Common scams include taking money for dressing venues and seemingly pocketing the majority of the money, leaving you with a very basic, sparsely dressed room. Imagine paying for champagne and getting basic value lemonade. Yep, not cool.
Then there are scams where couples have purchased a buffet package from unscrupulous vendors, then when they have turned up they have been served basic custard cream biscuits and doughnuts still in supermarket packaging.
Wedding dresses feature as another scam, particularly online. Seemingly ‘real’ dress designers charge up to £1000 for a ‘bespoke’ wedding dress, only for the bride to be devastated on arrival when it’s realised that really it’s a dress from the Chinese online marketplace retailing at around £100.
I’ve put together a list of things you can do to help safe guard against falling for one of these scams:
- Do your research. Sounds obvious enough, but check out your suppliers’ credentials, do they have a big long list of satisfied feedback from their customers? If they don’t, start thinking why.
- Ask for proof of previous work, that means genuine photographs of previous work. It’s also worth looking at Google Images and having a check that the photographs you have been sent haven’t just been lifted from the first page. Equally, Pinterest can be a good place to check out images as it’s an easy place to steal images from.

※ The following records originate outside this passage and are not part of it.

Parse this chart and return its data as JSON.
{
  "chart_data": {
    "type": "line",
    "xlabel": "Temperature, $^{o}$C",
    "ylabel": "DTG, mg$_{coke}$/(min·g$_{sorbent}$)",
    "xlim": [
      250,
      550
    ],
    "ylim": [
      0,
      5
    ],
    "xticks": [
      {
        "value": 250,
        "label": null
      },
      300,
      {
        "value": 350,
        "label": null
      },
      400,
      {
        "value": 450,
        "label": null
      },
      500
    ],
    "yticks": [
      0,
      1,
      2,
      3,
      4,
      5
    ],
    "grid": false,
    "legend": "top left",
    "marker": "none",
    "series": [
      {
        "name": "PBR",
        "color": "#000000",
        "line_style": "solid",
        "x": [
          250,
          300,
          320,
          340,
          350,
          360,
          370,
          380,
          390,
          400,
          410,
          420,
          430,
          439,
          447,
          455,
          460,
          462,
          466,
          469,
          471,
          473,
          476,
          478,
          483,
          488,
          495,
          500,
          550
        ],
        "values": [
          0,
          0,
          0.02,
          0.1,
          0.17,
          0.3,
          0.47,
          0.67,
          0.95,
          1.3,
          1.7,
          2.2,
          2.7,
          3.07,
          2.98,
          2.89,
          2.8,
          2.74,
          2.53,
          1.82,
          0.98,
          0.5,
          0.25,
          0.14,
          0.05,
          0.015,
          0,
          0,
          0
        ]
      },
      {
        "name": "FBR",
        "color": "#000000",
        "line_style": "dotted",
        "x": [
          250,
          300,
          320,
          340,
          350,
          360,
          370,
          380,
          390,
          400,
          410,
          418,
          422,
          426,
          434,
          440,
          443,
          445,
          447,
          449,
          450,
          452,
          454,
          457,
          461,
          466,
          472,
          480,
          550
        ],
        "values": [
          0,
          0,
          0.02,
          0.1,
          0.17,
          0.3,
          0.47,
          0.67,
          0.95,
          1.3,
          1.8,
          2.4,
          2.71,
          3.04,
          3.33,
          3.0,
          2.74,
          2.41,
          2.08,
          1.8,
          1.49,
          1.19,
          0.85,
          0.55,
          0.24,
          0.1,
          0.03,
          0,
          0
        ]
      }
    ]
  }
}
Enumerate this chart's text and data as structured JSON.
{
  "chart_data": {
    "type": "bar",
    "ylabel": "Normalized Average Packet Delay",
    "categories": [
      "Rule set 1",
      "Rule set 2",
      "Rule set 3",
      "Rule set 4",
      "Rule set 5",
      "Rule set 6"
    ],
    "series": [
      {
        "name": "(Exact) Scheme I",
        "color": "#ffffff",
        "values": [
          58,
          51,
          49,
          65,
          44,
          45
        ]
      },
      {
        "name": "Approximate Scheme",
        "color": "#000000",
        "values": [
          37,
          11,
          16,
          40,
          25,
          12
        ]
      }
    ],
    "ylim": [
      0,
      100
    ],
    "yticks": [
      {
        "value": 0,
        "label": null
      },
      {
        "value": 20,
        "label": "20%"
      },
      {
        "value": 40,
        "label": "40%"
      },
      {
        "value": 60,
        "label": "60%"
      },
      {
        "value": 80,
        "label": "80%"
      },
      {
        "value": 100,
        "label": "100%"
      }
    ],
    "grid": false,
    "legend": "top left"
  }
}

- Make sure you visit your venue. If it’s a wedding venue you are booking, make sure you go and see it in person, don’t just book it blind, in case there are pitfalls you really weren’t expecting.
- If an image looks too good to be true, just think that there is a possibility that it could be.
- Ask around, personal recommendations go a long way. If you know somebody who has had a good experience with a particular venue or supplier, it’s worth a lot.
- Pay on credit card. We all know we’re best doing this when it comes to booking a holiday, but extend this to booking your wedding. If you have the misfortune to come across a fraudster while planning your wedding, with a credit card you can potentially recall the payment, something which you could end up being very thankful for. Paying via credit card, leaves you with better legal protection.
- Look for trusted sources such as suppliers associated with trusted wedding sites or recommended by credible bloggers and influencers.
- Check out Google Street View. If you have a venue address, check it out on Google Street View and check it is what you thought it would be.
- Google suppliers and see what others are saying about them. You can usually guarantee, when people are unhappy about something, they like to shout about it. So check what other people are saying, it might just save you from falling victim.
- Price is often a good indication of quality. Not always admittedly but if something is dramatically less than the usual market price, question why. Yes, you could have just found yourself bargain of the century but just do a bit more research and check all is above board before you accept it as Good Luck.
So there you have it, as I say, it’s not fool proof but you can do yourself a lot of favours by being savvy and just simply questioning things that seem too good to be true.